More Bonusgate indictments could loom

Chris Amico Aug. 2, 2008, 12:02am

Tom Corbett (R)

HARRISBURG, Pa. (Legal Newsline)--More indictments could be coming in a legislative corruption probe that has so far snared both state representatives and staff working for the House Democratic Caucus, an official told Legal Newsline.

The investigation has now cost more than the amount of money allegedly misspent.

"We'll follow the evidence wherever it leads," Kevin Harley, a spokesman for Attorney General Tom Corbett, told Legal Newsline. He said there is "no time frame," even as costs mount.

Grand juries in Harrisburg and Pittsburgh alleged that members of the House Democratic Caucus paid about $1.7 million in contracts, salary and bonuses to staffers for campaign work.
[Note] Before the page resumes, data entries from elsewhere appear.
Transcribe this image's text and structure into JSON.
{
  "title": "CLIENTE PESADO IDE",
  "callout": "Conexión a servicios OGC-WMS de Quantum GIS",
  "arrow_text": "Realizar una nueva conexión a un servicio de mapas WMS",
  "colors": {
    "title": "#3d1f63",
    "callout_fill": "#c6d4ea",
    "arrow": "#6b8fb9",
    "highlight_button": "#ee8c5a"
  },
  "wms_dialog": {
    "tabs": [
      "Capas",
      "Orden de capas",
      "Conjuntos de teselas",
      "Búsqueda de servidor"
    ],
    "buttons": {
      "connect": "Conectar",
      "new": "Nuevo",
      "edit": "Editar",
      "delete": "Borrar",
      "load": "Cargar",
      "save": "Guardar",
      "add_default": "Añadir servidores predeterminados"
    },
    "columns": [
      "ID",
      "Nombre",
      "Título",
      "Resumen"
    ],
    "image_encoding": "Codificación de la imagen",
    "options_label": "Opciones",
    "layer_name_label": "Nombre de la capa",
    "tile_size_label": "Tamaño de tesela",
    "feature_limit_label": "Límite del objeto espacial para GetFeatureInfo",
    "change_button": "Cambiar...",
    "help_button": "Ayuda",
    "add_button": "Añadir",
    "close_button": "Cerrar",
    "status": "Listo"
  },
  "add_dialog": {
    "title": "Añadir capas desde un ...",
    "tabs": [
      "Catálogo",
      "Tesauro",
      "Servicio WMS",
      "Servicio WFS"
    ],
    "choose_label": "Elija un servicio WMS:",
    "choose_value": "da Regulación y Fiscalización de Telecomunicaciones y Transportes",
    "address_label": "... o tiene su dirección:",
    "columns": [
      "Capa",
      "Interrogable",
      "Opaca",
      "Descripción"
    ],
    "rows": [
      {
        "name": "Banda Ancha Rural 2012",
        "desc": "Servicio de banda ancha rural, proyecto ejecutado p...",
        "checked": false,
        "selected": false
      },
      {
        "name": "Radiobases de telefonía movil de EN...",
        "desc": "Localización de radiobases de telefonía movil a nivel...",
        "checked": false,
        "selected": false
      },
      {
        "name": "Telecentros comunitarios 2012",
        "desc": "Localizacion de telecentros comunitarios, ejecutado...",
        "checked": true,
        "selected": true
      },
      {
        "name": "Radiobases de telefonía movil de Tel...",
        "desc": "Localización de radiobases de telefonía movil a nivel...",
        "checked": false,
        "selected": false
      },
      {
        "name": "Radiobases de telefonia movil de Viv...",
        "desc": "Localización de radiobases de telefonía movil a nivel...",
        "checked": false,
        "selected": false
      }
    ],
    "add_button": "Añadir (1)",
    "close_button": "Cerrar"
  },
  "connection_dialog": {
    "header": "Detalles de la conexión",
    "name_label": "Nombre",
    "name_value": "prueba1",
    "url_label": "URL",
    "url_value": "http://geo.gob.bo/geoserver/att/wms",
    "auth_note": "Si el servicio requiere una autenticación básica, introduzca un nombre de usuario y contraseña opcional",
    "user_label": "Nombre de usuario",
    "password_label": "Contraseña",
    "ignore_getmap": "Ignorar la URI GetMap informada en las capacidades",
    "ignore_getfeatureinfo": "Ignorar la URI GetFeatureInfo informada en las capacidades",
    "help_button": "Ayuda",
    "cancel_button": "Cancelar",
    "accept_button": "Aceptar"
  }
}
Corbett announced 12 arrests in the ongoing investigation earlier this month, including one current representative and a former Democratic House minority whip.
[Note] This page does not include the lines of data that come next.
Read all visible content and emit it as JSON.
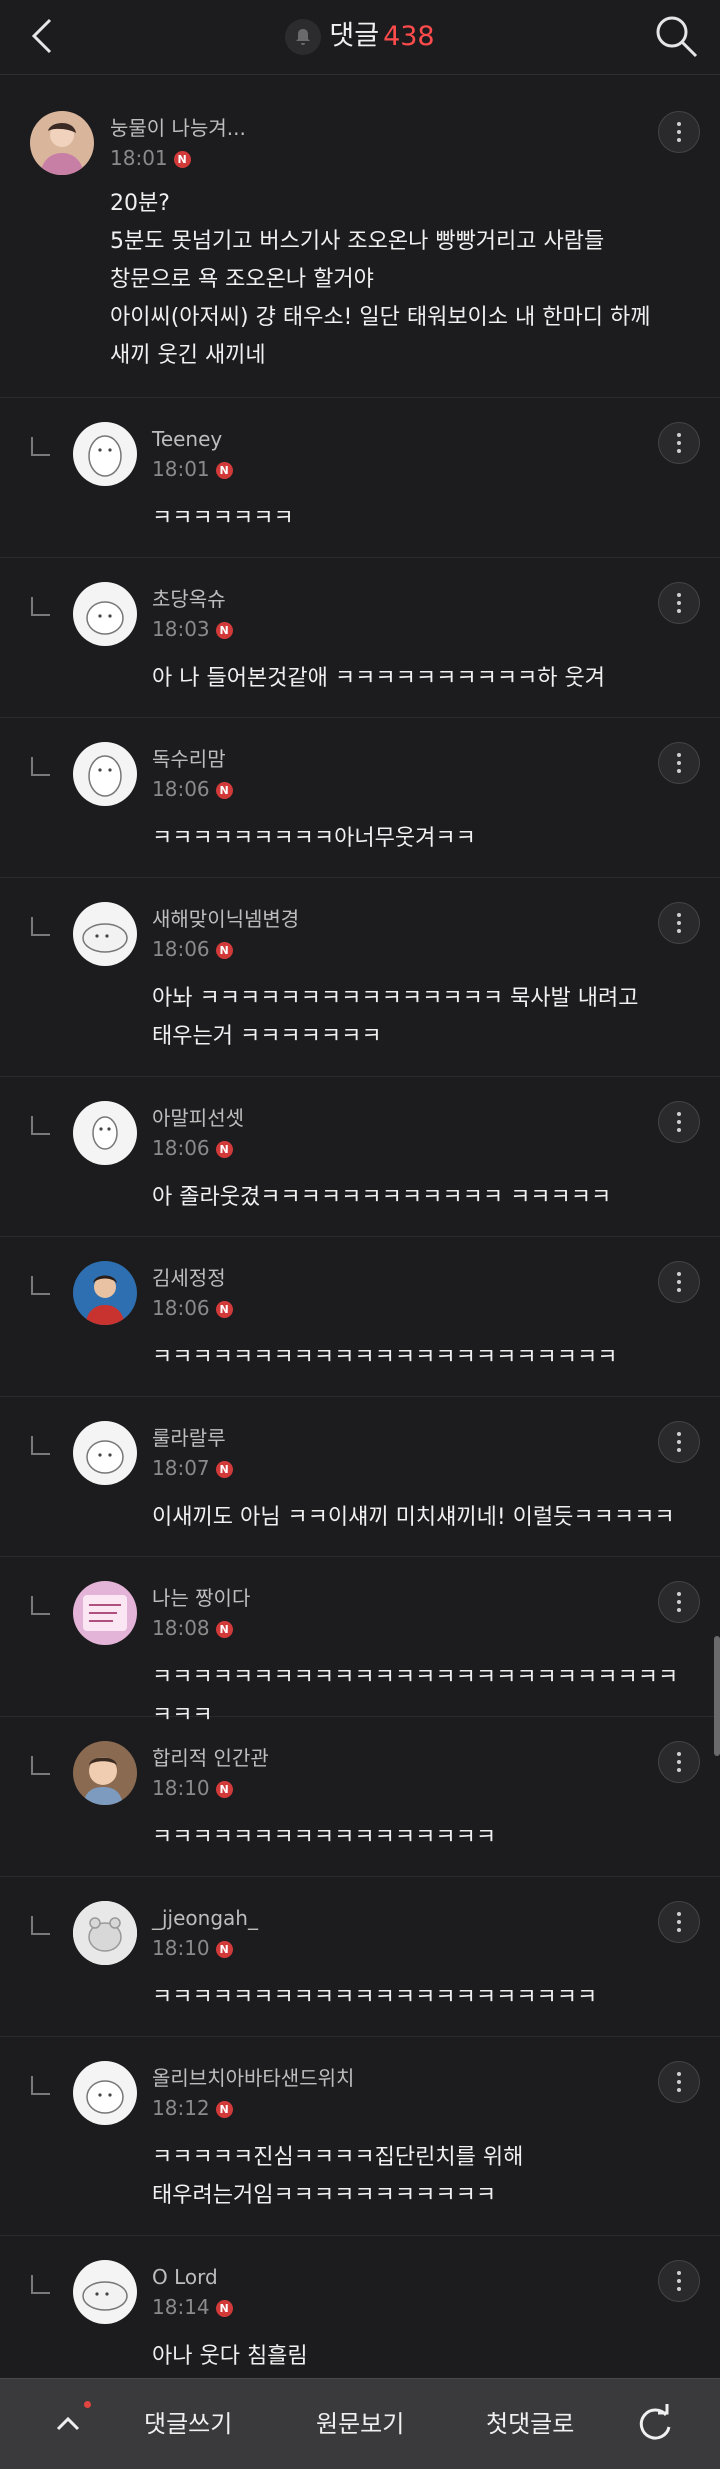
{
  "header": {
    "title": "댓글",
    "count": "438",
    "back_icon": "chevron-left-icon",
    "search_icon": "search-icon",
    "bell_icon": "bell-icon",
    "accent": "#ff4b4b"
  },
  "comments": [
    {
      "nick": "눙물이 나능겨...",
      "time": "18:01",
      "body": "20분?\n5분도 못넘기고 버스기사 조오온나 빵빵거리고 사람들\n창문으로 욕 조오온나 할거야\n아이씨(아저씨) 걍 태우소! 일단 태워보이소 내 한마디 하께\n새끼 웃긴 새끼네"
    },
    {
      "nick": "Teeney",
      "time": "18:01",
      "body": "ㅋㅋㅋㅋㅋㅋㅋ"
    },
    {
      "nick": "초당옥슈",
      "time": "18:03",
      "body": "아 나 들어본것같애 ㅋㅋㅋㅋㅋㅋㅋㅋㅋㅋ하 웃겨"
    },
    {
      "nick": "독수리맘",
      "time": "18:06",
      "body": "ㅋㅋㅋㅋㅋㅋㅋㅋㅋ아너무웃겨ㅋㅋ"
    },
    {
      "nick": "새해맞이닉넴변경",
      "time": "18:06",
      "body": "아놔 ㅋㅋㅋㅋㅋㅋㅋㅋㅋㅋㅋㅋㅋㅋㅋ 묵사발 내려고\n태우는거 ㅋㅋㅋㅋㅋㅋㅋ"
    },
    {
      "nick": "아말피선셋",
      "time": "18:06",
      "body": "아 졸라웃겼ㅋㅋㅋㅋㅋㅋㅋㅋㅋㅋㅋㅋ ㅋㅋㅋㅋㅋ"
    },
    {
      "nick": "김세정정",
      "time": "18:06",
      "body": "ㅋㅋㅋㅋㅋㅋㅋㅋㅋㅋㅋㅋㅋㅋㅋㅋㅋㅋㅋㅋㅋㅋㅋ"
    },
    {
      "nick": "룰라랄루",
      "time": "18:07",
      "body": "이새끼도 아님 ㅋㅋ이섀끼 미치섀끼네! 이럴듯ㅋㅋㅋㅋㅋ"
    },
    {
      "nick": "나는 짱이다",
      "time": "18:08",
      "body": "ㅋㅋㅋㅋㅋㅋㅋㅋㅋㅋㅋㅋㅋㅋㅋㅋㅋㅋㅋㅋㅋㅋㅋㅋㅋㅋㅋㅋㅋ"
    },
    {
      "nick": "합리적 인간관",
      "time": "18:10",
      "body": "ㅋㅋㅋㅋㅋㅋㅋㅋㅋㅋㅋㅋㅋㅋㅋㅋㅋ"
    },
    {
      "nick": "_jjeongah_",
      "time": "18:10",
      "body": "ㅋㅋㅋㅋㅋㅋㅋㅋㅋㅋㅋㅋㅋㅋㅋㅋㅋㅋㅋㅋㅋㅋ"
    },
    {
      "nick": "올리브치아바타샌드위치",
      "time": "18:12",
      "body": "ㅋㅋㅋㅋㅋ진심ㅋㅋㅋㅋ집단린치를 위해\n태우려는거임ㅋㅋㅋㅋㅋㅋㅋㅋㅋㅋㅋ"
    },
    {
      "nick": "O Lord",
      "time": "18:14",
      "body": "아나 웃다 침흘림"
    }
  ],
  "badge_letter": "N",
  "bottom": {
    "write": "댓글쓰기",
    "original": "원문보기",
    "first": "첫댓글로",
    "up_icon": "chevron-up-icon",
    "refresh_icon": "refresh-icon"
  }
}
Earlier this week, The Pittsburgh Tribune-Review reported that legal fees related to the investigation have exceeded $2 million, surpassing the amount of money spent on bonuses that triggered the original investigation.

But that's a small price to pay, said Barry Kauffman, executive director of Common Cause in Pennsylvania.

"I think it's absolutely essential. You're only looking at the tip of the iceberg," Kauffman said. "If (taxpayers) spend $2 million now, that saves $2 billion in the coming years, they should be delighted with that."

Taxpayers are actually paying for both sides of the investigation, the Tribune-Review reported. Investigators from the attorney general's office questioned more than 100 House staffers, many of whom used lawyers being paid with public funds. Lawmakers and their staff can rely on state-paid legal defense up until the point of an indictment.

Harley, the attorney general's spokesman, declined to comment on the mounting cost. "We don't have anything to do with the legal bills that have been paid by the House," he said in a phone interview.

"Pennsylvania legislators tend to be slow learners when it comes to ethics issues, anyhow," Kauffman said. "They look at these things as hurdles to overcome, rather than lessons to be learned."

But he remains optimistic and expects more indictments to come, especially around Aug. 18, the last day a party can replace its candidate on the ballot before the next election.

"So far, in this particular case...the system seems to be working," Kauffman said. "Bad things happen. The bad guys are being ferreted out.